Min-ch’üen walked up to me and confided, “The moment you took out your knife, I saw warriors holding spears and arrows standing in front of the platform. I heard them shout in response to your shout, as if they were about to go off to war. And when you put your knife back in the scabbard, right in that instant, they went blurry and disappeared before my very eyes. Maybe in a previous lifetime you were a warrior of this village, a great warrior who survived a hundred battles. Maybe you were their commander.”

After returning home Sakinu dreams of his great-great-grandfather, also called Sakinu, as a young man. Long-haired, tattooed, strong and commanding, he names the younger Sakinu his avatar, and charges him with preserving the Paiwan. It is no stretch to make the link to Sakinu as a grown man, modern-day custodian of Paiwan culture and advocate for his people. Sakinu enumerates the outsider influences on his village: Han Chinese, Japanese, Christian, and other Indigenous peoples, the Puyuma but particularly the Amis, whose rituals and dress his village adopted decades ago. His own father, when told that Sakinu wishes to have a Paiwan-style wedding and not a Christian one, is scornful.

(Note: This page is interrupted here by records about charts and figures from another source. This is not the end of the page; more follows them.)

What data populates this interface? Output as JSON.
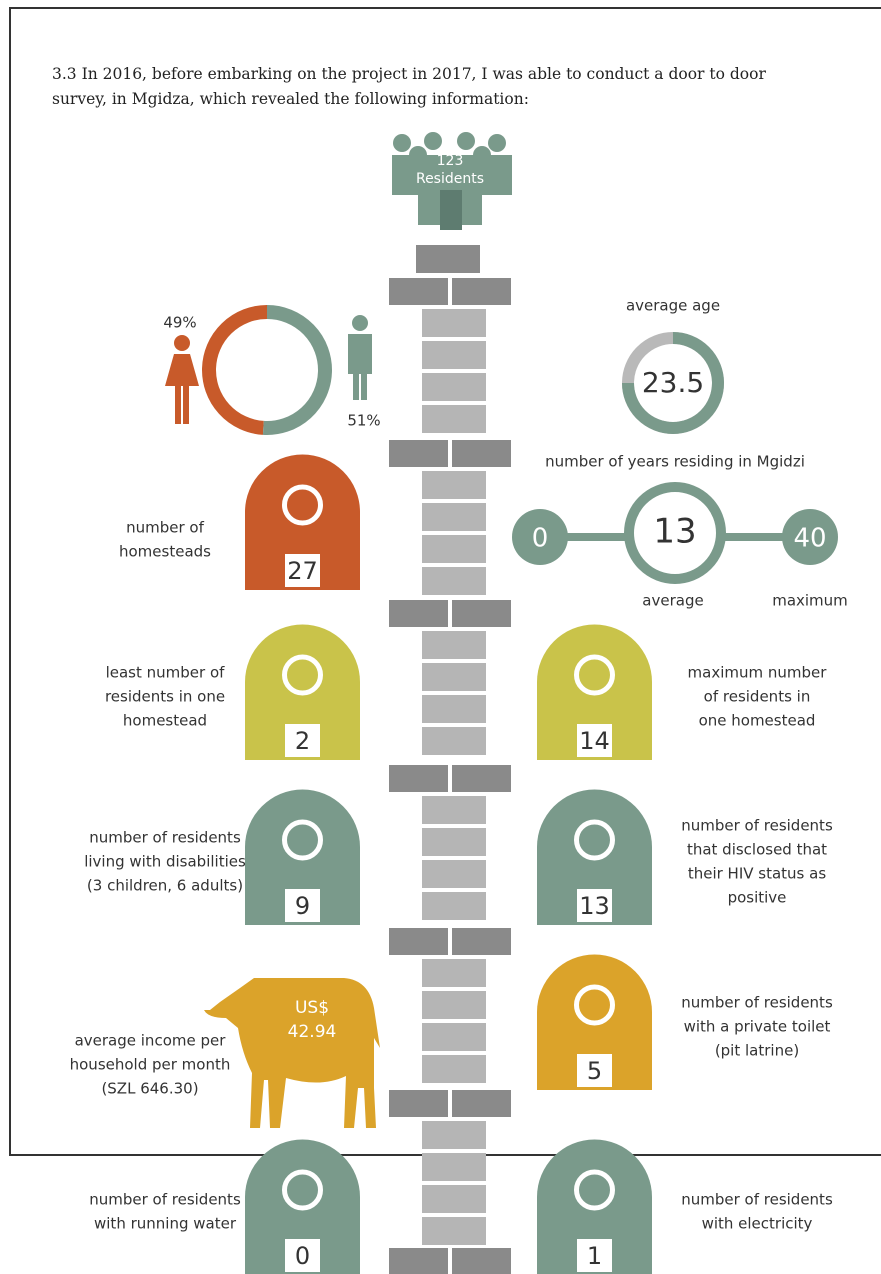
{
  "intro": [
    "3.3 In 2016, before embarking on the project in 2017, I was able to conduct a door to door",
    "survey, in Mgidza, which revealed the following information:"
  ],
  "residents": {
    "count": "123",
    "label": "Residents"
  },
  "gender": {
    "female": {
      "value": 49,
      "label": "49%"
    },
    "male": {
      "value": 51,
      "label": "51%"
    }
  },
  "average_age": {
    "label": "average age",
    "value": "23.5"
  },
  "years_residing": {
    "title": "number of years residing in Mgidzi",
    "min": "0",
    "average": "13",
    "max": "40",
    "average_label": "average",
    "max_label": "maximum"
  },
  "income": {
    "currency": "US$",
    "value": "42.94",
    "label": [
      "average income per",
      "household per month",
      "(SZL 646.30)"
    ]
  },
  "stats": [
    {
      "label": [
        "number of",
        "homesteads"
      ],
      "value": "27"
    },
    {
      "label": [
        "least number of",
        "residents in one",
        "homestead"
      ],
      "value": "2"
    },
    {
      "label": [
        "maximum number",
        "of residents in",
        "one homestead"
      ],
      "value": "14"
    },
    {
      "label": [
        "number of residents",
        "living with disabilities",
        "(3 children, 6 adults)"
      ],
      "value": "9"
    },
    {
      "label": [
        "number of residents",
        "that disclosed that",
        "their  HIV status as",
        "positive"
      ],
      "value": "13"
    },
    {
      "label": [
        "number of residents",
        "with a private toilet",
        "(pit latrine)"
      ],
      "value": "5"
    },
    {
      "label": [
        "number of residents",
        "with running water"
      ],
      "value": "0"
    },
    {
      "label": [
        "number of residents",
        "with electricity"
      ],
      "value": "1"
    }
  ]
}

But he presses ahead and – forty years since the last Paiwan wedding in Lalaoran – Sakinu’s marriage is, he hopes, the spark that will rekindle the old traditions and help his people remember what it means to be Paiwan.

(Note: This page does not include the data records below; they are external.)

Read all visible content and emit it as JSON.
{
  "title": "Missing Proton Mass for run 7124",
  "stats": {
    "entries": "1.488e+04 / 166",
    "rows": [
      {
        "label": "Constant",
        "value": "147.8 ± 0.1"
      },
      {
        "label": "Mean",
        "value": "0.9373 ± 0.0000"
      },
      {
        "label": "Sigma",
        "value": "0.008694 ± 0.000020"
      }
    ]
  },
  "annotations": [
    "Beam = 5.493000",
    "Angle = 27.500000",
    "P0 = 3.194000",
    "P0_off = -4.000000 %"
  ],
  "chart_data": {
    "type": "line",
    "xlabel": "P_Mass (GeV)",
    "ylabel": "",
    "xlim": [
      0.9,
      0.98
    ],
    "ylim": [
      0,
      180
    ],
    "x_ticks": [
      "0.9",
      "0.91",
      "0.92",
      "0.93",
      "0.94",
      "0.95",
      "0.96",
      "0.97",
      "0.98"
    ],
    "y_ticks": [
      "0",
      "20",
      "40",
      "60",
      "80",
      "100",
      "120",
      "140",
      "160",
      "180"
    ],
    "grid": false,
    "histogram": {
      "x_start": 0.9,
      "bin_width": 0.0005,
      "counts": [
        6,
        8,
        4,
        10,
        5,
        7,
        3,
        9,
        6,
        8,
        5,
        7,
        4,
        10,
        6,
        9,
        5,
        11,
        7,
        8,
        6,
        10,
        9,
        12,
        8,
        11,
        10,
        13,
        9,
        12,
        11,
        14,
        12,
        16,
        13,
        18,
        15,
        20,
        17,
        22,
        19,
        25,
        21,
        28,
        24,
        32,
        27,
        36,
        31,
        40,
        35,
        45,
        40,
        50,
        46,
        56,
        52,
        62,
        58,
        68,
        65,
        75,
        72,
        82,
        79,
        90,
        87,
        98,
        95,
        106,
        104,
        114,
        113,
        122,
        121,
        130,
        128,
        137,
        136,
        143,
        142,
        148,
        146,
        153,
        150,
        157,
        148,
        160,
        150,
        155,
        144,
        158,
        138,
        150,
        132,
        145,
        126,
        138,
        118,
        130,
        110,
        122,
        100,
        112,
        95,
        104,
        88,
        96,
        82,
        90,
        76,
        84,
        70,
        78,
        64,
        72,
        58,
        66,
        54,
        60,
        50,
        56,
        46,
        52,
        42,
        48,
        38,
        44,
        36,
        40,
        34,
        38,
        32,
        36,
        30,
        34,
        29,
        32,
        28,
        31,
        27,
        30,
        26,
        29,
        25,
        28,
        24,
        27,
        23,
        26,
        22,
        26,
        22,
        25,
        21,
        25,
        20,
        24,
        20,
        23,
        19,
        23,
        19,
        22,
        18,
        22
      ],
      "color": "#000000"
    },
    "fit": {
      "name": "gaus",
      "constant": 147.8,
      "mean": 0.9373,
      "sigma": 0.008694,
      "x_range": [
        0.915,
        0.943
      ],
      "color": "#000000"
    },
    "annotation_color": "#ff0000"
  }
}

Hunter School is not only Sakinu’s lament for the damage wrought on his people and their home, but also a manifesto for their resurgence, a plea for the most harmful aspects of outsider society to be kept at bay while traditions can be relearned, language can be passed on, and young people given a reason to stay. A sensitive translation is central to the impact of the book in English, and Darryl Sterk delivers, striking the right balance between a flowing, readable text and giving background for readers unfamiliar with the cultural context. Sakinu’s passion is infectious, his message vital, and together they make Hunter School a compelling collection.

Hunter School is published by Honford Star.